Accurat’s Perfectly Imperfect Approach to Data Visualization

Data isn’t perfect, despite appearances. Numbers, lines, and charts have a way of tricking us into believing they’re fact. The reality is far more messy.

“Data isn’t the infallible god that’s keeper of our truth,” says Giorgia Lupi, one of four partners at Accurat, an information design studio with offices in Milan and Brooklyn. Lupi’s words might ring as blasphemous to people who would rather believe that data is a key to unlocking insights about our chaotic, complex world.

But for Lupi and her three partners, Gabriele Rossi and Simone Quadri, and Paolo Labbozzetta data is more about depicting reality than it is about absolute certainty. “Different datasets have different ways to approximate reality,” says Rossi. “No dataset tells the whole and only truth.”

Accurat’s unorthodox approach to data has positioned the company one of the more intriguing information design studios in recent memory. Its work straddles the line between artistry and corporate art form, turning troves of data into beautiful, compelling, and often complex data visualizations. You might recognize Accurat’s designs from the interactive web app it made with Google. Or maybe from IBM’s data visualization language. Perhaps you saw it plastered against the wall at MoMA during the recent Items: Is Fashion Modern? show. Lupi is a star in the information design world thanks to her clever Dear Data project, which has accomplished the impressive feat of making data both interesting and relatable.

The company’s clients cut across scales, from Fortune 500 companies like IBM to smaller editorial partners like newspapers and magazines including National Geographic and Wired. The work ranges from straight data visualization illustrations to building technological tools that help companies collect and wade through complex mounds of information. “I like to say we’re a design agency crossed with a design consultancy,” Rossi says.

That hybridization approach to the studio’s work isn’t surprising given the diversity of the team’s background. The founders come from different fields, ranging from architecture to economics to interaction design. The larger staff is just as varied with a makeup that includes data scientists, analysts, UX designers, interface designers, and data visualization designers.
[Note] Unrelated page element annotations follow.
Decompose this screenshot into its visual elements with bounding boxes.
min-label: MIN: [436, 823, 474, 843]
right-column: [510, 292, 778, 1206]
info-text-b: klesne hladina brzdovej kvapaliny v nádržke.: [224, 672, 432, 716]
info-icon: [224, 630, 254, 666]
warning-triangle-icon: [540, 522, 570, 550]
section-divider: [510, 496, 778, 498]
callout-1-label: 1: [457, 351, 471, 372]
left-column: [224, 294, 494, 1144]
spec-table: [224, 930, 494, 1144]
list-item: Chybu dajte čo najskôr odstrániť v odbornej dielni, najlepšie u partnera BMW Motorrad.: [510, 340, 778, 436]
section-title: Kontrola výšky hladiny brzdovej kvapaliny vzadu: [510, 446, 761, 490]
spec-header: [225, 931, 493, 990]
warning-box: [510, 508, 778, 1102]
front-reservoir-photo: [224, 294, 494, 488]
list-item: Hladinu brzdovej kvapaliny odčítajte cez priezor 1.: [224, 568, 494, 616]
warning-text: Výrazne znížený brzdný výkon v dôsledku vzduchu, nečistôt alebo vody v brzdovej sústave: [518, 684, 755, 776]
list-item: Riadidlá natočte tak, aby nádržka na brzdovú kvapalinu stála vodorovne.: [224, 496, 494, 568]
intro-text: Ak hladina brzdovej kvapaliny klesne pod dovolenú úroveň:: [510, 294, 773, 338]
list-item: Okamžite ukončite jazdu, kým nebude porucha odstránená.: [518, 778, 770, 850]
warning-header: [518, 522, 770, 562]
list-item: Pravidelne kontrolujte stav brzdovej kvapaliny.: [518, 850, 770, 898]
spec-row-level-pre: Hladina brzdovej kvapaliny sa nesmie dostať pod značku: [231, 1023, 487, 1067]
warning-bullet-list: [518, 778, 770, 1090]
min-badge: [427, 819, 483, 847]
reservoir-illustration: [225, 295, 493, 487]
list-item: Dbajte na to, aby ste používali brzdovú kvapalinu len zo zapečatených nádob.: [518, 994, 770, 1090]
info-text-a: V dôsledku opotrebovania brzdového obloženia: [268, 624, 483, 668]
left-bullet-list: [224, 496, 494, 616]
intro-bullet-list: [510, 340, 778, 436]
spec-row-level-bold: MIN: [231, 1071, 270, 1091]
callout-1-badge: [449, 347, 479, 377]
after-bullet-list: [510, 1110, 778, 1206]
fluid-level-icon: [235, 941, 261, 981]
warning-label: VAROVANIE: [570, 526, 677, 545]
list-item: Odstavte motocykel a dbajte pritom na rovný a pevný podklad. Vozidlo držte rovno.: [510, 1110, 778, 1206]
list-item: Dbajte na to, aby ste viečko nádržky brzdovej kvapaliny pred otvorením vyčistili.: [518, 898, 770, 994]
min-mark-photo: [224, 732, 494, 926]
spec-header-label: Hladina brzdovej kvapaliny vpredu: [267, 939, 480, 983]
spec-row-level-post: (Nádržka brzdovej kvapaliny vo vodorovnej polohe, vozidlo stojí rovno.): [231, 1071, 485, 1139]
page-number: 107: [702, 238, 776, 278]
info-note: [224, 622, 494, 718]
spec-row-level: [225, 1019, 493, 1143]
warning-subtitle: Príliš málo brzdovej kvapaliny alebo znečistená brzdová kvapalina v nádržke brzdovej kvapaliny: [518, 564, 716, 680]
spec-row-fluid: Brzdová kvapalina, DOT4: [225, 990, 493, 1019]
When Accurat first started out in 2010, it primarily approached data as another form of narrative storytelling. Its early work centered around an ongoing column it had in the Sunday supplement to Corriere Della Sera, one of Italy’s largest newspapers. Accurat’s then-small team worked with the newspaper editors to create narrative data features that delved into cultural issues like education and life expectancy, and the patterns hidden within the best movies of all time.

The stories were printed for a mass audience, yet there was nothing easy about them. The illustrations tended to be dense with information. There were colors, shapes, and intersecting lines, all meant to represent different facets of the dataset. Each came with a legend that helped readers wade through the complexity, which Accurat, on principle, doesn’t shy away from. “In general, we tend to create very rich visuals that sometimes need a little time to be read and understood,” Lupi says. “We’re trying to create an engaged form of reading.”

As Accurat grew, Lupi, who runs Accurat’s design team, began rethinking how the company should approach data. Plenty of companies were able to make beautiful infographics-what they lacked was a perspective on what it all meant. This was around the time Lupi was making Dear Data, the project in which she and the designer Stefanie Posavec turned the minutia of their daily lives into striking data visualizations. Lupi realized that she and her team could bring this idea of “soft data” into more of Accurat’s client work as a way to help companies glean more nuanced truths from data sets. “Working on a more artistic exploration helped me focus on what data is: a medium to describe our reality,” she says.

Last year, Lupi published a manifesto of sorts, outlining her and Accurat’s more “humanistic” approach to data. In it, she describes a less technical approach to data visualization; one where qualitative information (human sentiment, for example) is just as important as the quantitative (i.e. earnings report numbers). If done correctly, the two can live alongside each other-the fuzziness of one adding nuance to the hardness of the other.

“People aren’t used to seeing data as something imperfect,” Rossi admits. But there’s a crucial distinction to make between inaccuracy and the imperfection that’s bound to show up in any human-gathered dataset. In many cases, accurately depicting a dataset means including its flaws-its biases, its approximations, its uncertainty. For Accurat, those flaws are where the data becomes interesting. It’s an opportunity to make data feel more human, beautiful, and true.